Together, Hoss and Roy wrangle him into the next cell, clang shut the door
and lock it.

            "Hoss, what . . ."

            Hoss grins broadly as Roy unlocks my cell.  "He's awake-and he
told us who done it."

            Awake?  He's awake?  If three words had power, imagine the
impact of those two.  He's awake; he's alive and . . . suddenly I realize.
Luke Cameron.  Not my spittin' image, but roughly my build and coloring.
Disguised in dark clothes and seen at a distance, he could be mistaken for
me, as he no doubt intended.  I rush toward the bars separating me from a
man capable of beating a boy he bore no ill will to a bloody pulp and
leaving him to die . . . all to punish the man he did hate, the man he
wanted to hang for his crime . . . me.  As Roy and Hoss pull me back from
the bars, I scream out in fury, "I'll-"  But that's as far as I get.
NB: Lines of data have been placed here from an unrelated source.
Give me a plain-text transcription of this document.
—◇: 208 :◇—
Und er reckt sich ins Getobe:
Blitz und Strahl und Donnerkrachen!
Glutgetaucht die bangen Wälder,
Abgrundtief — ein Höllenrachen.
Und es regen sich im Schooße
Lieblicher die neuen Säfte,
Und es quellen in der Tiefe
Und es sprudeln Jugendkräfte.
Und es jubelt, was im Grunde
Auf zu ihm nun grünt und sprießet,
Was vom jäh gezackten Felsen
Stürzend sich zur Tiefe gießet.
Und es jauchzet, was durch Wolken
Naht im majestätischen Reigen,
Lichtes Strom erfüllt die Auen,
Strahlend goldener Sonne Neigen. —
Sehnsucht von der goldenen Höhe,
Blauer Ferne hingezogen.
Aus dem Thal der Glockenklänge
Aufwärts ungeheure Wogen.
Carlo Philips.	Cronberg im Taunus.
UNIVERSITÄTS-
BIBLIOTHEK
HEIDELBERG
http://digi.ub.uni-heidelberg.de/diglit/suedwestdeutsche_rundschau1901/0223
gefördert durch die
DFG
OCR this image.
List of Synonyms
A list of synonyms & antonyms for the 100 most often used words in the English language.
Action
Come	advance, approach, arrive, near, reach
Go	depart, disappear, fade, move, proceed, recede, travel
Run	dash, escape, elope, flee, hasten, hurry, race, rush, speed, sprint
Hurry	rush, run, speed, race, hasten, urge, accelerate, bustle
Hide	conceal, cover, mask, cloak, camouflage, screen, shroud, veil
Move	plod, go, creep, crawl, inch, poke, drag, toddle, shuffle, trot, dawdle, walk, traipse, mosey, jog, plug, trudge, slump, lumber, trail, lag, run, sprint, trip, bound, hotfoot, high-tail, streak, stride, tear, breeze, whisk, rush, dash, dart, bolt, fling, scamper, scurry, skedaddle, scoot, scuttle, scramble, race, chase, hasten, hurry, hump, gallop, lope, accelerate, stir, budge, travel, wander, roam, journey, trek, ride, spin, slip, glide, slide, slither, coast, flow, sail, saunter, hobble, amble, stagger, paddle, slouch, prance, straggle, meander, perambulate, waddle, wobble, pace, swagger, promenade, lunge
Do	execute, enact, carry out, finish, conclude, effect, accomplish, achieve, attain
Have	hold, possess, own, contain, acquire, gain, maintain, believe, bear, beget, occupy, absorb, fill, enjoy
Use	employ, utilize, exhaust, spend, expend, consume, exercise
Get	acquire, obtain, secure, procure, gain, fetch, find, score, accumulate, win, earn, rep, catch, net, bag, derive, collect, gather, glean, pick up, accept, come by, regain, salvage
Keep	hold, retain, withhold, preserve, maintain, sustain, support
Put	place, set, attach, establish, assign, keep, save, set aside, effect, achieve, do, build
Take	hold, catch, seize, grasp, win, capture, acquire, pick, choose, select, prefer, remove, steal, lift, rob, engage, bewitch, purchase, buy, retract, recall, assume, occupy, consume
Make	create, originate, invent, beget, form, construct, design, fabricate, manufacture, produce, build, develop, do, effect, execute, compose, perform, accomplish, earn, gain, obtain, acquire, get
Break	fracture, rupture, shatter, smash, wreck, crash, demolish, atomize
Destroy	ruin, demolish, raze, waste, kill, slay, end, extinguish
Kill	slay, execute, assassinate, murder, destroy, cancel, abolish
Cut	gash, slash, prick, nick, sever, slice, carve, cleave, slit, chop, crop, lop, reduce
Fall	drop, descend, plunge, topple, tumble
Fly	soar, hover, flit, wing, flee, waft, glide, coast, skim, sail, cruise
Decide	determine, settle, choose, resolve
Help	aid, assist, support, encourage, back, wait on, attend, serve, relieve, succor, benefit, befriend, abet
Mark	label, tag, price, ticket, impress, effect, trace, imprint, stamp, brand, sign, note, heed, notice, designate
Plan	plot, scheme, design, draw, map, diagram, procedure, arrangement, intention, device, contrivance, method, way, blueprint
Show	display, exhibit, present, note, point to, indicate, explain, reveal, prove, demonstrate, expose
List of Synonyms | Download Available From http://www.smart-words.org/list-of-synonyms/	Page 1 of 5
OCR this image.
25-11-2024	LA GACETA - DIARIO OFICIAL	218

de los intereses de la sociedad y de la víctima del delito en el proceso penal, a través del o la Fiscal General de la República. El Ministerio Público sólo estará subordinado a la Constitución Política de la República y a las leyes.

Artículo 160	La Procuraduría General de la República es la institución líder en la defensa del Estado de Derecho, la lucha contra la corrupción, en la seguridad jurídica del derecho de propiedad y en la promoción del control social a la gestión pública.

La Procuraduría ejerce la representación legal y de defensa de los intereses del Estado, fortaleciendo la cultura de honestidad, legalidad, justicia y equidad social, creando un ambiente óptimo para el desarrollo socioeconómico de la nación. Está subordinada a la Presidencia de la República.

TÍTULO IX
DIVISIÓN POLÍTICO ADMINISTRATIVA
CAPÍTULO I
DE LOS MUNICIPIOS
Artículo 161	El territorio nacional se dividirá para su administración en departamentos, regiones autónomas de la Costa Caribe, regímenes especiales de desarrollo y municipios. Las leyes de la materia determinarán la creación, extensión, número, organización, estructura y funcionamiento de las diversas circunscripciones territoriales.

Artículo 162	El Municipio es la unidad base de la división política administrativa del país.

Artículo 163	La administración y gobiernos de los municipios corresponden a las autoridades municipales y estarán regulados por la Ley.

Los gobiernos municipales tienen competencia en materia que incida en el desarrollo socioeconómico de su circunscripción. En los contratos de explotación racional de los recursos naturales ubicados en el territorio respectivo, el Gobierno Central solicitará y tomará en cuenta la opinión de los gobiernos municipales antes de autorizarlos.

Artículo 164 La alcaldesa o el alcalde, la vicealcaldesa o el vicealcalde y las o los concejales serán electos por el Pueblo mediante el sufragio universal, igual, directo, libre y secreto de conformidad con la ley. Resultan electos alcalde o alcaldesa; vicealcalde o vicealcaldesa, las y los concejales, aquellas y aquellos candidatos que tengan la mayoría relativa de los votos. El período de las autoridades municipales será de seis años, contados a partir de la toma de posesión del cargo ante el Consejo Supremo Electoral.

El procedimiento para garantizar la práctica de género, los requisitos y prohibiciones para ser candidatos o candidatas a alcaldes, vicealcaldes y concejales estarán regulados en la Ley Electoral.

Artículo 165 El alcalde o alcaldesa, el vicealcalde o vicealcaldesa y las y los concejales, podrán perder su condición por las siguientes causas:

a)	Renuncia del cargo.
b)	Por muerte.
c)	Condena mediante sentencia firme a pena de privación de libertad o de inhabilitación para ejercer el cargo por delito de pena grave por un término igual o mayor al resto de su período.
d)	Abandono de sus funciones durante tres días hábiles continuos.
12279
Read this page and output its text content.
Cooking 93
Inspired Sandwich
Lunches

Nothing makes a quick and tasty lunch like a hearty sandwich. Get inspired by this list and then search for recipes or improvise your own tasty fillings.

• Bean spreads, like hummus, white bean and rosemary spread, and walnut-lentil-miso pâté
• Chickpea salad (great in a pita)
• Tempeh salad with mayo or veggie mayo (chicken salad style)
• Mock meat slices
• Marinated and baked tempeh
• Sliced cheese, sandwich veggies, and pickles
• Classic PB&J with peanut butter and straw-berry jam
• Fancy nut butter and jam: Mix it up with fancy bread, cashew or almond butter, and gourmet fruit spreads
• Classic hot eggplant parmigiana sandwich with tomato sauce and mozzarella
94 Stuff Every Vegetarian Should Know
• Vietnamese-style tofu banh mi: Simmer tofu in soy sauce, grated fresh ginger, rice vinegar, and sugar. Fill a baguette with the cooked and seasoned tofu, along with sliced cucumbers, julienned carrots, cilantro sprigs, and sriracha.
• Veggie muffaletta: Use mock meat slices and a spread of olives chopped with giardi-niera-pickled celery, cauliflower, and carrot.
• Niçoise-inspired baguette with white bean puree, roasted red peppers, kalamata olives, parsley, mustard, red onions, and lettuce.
            Three little words.  I had almost shouted those same three
words, the ones that locked me in this cell.  But I'm no fool; I learn from
my mistakes; I won't utter them again.  I will my muscles to relax and say,
instead, through gritted teeth, "I'll leave you to the law."  Words not as
forceful, but holding the quiet power of promise.

Their power washes through me, freeing me from the rage, so I can focus on
more important matters.  "I want to see my brother."

            Seeing me in control, once again the Adam Cartwright he knows,
Sheriff Coffee nods, and he and Hoss release their hold on my arms.  "You're
free to go," Roy says.

            As Hoss and I walk out together, he drapes an arm across my
shoulder.  I say nothing.  Words are not needed between us, and I'm storing
up mine, concentrating their potency.  The next words I speak will be to
Joe.  Just three words, as before, but, oh, how much more powerful!